État du site en mars 2023. © Mission archéologique française à Bahreïn, David Duda
État du site en mars 2023. © Mission archéologique française à Bahreïn, David Duda

Depuis 2017, le CNRS et le musée du Louvre fouillent à Bahreïn une nécropole de l’époque du Tylos moyen (Ier siècle avant notre ère – Ier siècle de notre ère), période au cours de laquelle la culture de ce petit archipel du golfe Persique connaît un regain de prospérité grâce au boom des échanges entre le monde méditerranéen, l’Orient hellénisé, séleucide puis parthe, et le sous-continent indien. Sa culture locale, nourrie de nombreuses importations et imprégnée d’hellénisme, n’en garde pas moins de fortes spécificités, décelables dans ses pratiques funéraires que les fouilles actuelles permettent de préciser.

Au cœur du golfe Persique se trouve un petit archipel composé de 33 îles dont la plus importante, Bahreïn, a tiré sa prospérité de la présence d’abondantes sources artésiennes d’eau douce (la deuxième « mer » du nom arabe actuel du pays) et de sa position stratégique sur les voies maritimes en offrant aux bateaux ravitaillement et mouillage sûr.

Un pays aux deux mers

Dès la fin du IIIe millénaire avant notre ère, une riche civilisation s’y développe, tirant profit de ses capacités agricoles (avec notamment la culture du palmier-dattier) et des relations que ses marins tissent avec les régions voisines, l’Inde, la péninsule omanaise, le sud iranien et la Mésopotamie, qui la désigne sous le nom de « Dilmun ». Une royauté apparaît, ainsi qu’une ville portuaire, sur le site de l’actuel Qal’at al-Bahreïn. Tout au long de son histoire, le pays de Dilmun a maintenu un particularisme culturel affirmé, particulièrement visible dans ses coutumes funéraires. Pendant de nombreux siècles, les Dilmunites se font inhumer sous des tumuli individuels dont le nombre, évalué à près de 75 000, a laissé une très forte empreinte sur le paysage archéologique de l’île.

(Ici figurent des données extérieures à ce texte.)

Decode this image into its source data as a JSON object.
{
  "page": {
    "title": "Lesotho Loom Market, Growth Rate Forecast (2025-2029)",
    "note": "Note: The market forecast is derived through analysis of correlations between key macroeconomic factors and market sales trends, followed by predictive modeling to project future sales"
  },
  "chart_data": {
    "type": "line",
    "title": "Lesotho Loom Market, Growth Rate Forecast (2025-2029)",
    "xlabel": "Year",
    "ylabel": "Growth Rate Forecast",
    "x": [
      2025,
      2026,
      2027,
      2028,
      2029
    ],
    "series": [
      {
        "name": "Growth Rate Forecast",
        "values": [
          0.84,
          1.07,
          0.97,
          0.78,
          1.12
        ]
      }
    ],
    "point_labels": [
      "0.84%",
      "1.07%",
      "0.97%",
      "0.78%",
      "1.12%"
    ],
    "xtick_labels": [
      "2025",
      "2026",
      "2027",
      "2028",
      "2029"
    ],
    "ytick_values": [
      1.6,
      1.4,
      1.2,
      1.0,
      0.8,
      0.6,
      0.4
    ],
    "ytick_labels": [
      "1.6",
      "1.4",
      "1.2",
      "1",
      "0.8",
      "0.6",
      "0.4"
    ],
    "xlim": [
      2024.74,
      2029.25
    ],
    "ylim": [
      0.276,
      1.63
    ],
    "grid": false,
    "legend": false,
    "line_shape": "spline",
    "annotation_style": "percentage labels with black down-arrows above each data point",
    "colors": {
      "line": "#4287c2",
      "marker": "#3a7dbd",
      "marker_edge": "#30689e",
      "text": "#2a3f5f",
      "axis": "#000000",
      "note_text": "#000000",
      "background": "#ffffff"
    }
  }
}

Une tombe avant ouverture : les interstices entre les quatre dalles principales étaient bouchés par de petites pierres, puis l’ensemble était scellé au mortier. © Mission archéologique française à Bahreïn
Une tombe avant ouverture : les interstices entre les quatre dalles principales étaient bouchés par de petites pierres, puis l’ensemble était scellé au mortier. © Mission archéologique française à Bahreïn

Tylos aux marges du monde hellénisé…

Vers 325 avant notre ère, Alexandre le Grand s’intéresse au golfe Persique que son amiral Néarque a parcouru à son retour d’Inde. Il envoie plusieurs expéditions de reconnaissance dont quelques auteurs antiques conservent le souvenir. Androsthénès de Thasos, en particulier, a décrit l’île de Tylos, nom qui n’est autre que la forme hellénisée de Dilmun. L’île est toujours prospère et se distingue par la culture d’un « arbre à laine », c’est-à-dire de coton. La mort prématurée d’Alexandre ne lui permet pas d’accomplir ses désirs de conquêtes de ce côté du monde, mais ses successeurs en Orient, les Séleucides, parviennent à mettre la main sur Tylos, qui devient un avant-poste de la défense maritime de leur royaume. Une garnison grecque s’y installe et la culture hellénistique commence à s’y faire connaître. Des inscriptions découvertes à Bahreïn attestent l’usage du grec, principalement pour l’administration, la population locale conservant sûrement sa langue sémitique. Les liens avec la Mésopotamie séleucide sont particulièrement forts, et une grande partie de la céramique à glaçure verte que l’on retrouve à Bahreïn en provient certainement. Vers 127 avant notre ère, au moment où le pouvoir séleucide s’effondre en Mésopotamie face à l’avancée des Parthes venus d’Iran, le satrape (gouverneur) séleucide du sud mésopotamien, Hyspaosinès, fonde le petit mais prospère royaume de Characène. Une inscription dédicatoire mentionnant Hyspaosinès permet maintenant de démontrer que son royaume s’étendait bien jusqu’à l’archipel de Bahreïn. C’est toujours le cas 300 ans plus tard d’après une inscription funéraire palmyrénienne datée de 131 de notre ère, après quoi Tylos passe probablement dans l’orbite parthe.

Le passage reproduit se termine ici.